Neuroimaging studies could also reveal potential links between insulin resistance in PCOS and the central nervous system, Yildiz said.

“For other disorders, you have good animal models. In PCOS, animal models do not fully reflect the human phenotype,” Yildiz said. “It is so important to do the research in humans to learn more. In that regard, structural and functional brain imaging is an important tool to understand human behavior and hormonal changes. Similar to what is shown in diabetes and obesity, we and others have observed important variations in brain imaging of obese and nonobese PCOS women. I hope we will have more functional and structural imaging studies to understand the role of the central nervous system and how we can link it to insulin resistance, mood disorders and disordered eating in PCOS. This is a very exciting, emerging field.”

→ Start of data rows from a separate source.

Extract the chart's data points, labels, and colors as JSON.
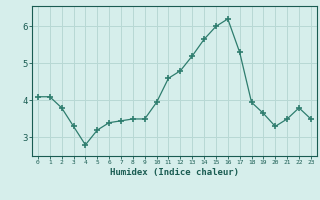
{
  "x": [
    0,
    1,
    2,
    3,
    4,
    5,
    6,
    7,
    8,
    9,
    10,
    11,
    12,
    13,
    14,
    15,
    16,
    17,
    18,
    19,
    20,
    21,
    22,
    23
  ],
  "y": [
    4.1,
    4.1,
    3.8,
    3.3,
    2.8,
    3.2,
    3.4,
    3.45,
    3.5,
    3.5,
    3.95,
    4.6,
    4.8,
    5.2,
    5.65,
    6.0,
    6.2,
    5.3,
    3.95,
    3.65,
    3.3,
    3.5,
    3.8,
    3.5
  ],
  "line_color": "#2e7d6e",
  "marker": "+",
  "marker_size": 5,
  "bg_color": "#d6eeeb",
  "grid_color": "#b8d8d4",
  "xlabel": "Humidex (Indice chaleur)",
  "xlabel_color": "#1a5c52",
  "tick_color": "#1a5c52",
  "ylabel_ticks": [
    3,
    4,
    5,
    6
  ],
  "xlim": [
    -0.5,
    23.5
  ],
  "ylim": [
    2.5,
    6.55
  ],
  "title": ""
}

Better disease models could also help answer such questions, Copperman said.

“We still have not done a good enough job of disease modeling,” Copperman said. “I don’t know if that means genome-wide association studies of diverse groups — marrying that data to deep phenotypic data and environmental data, app data and biometrics — but it needs to be to create disease models that will help us with diagnostics and therapeutics to truly personalize medicine for these women.

“We need more advocacy for funding, participation in multicenter trials, more studies of diverse populations, so we meet all patient needs and have appropriate representation,” Copperman said. “All that will get us closer to disease management and better health.”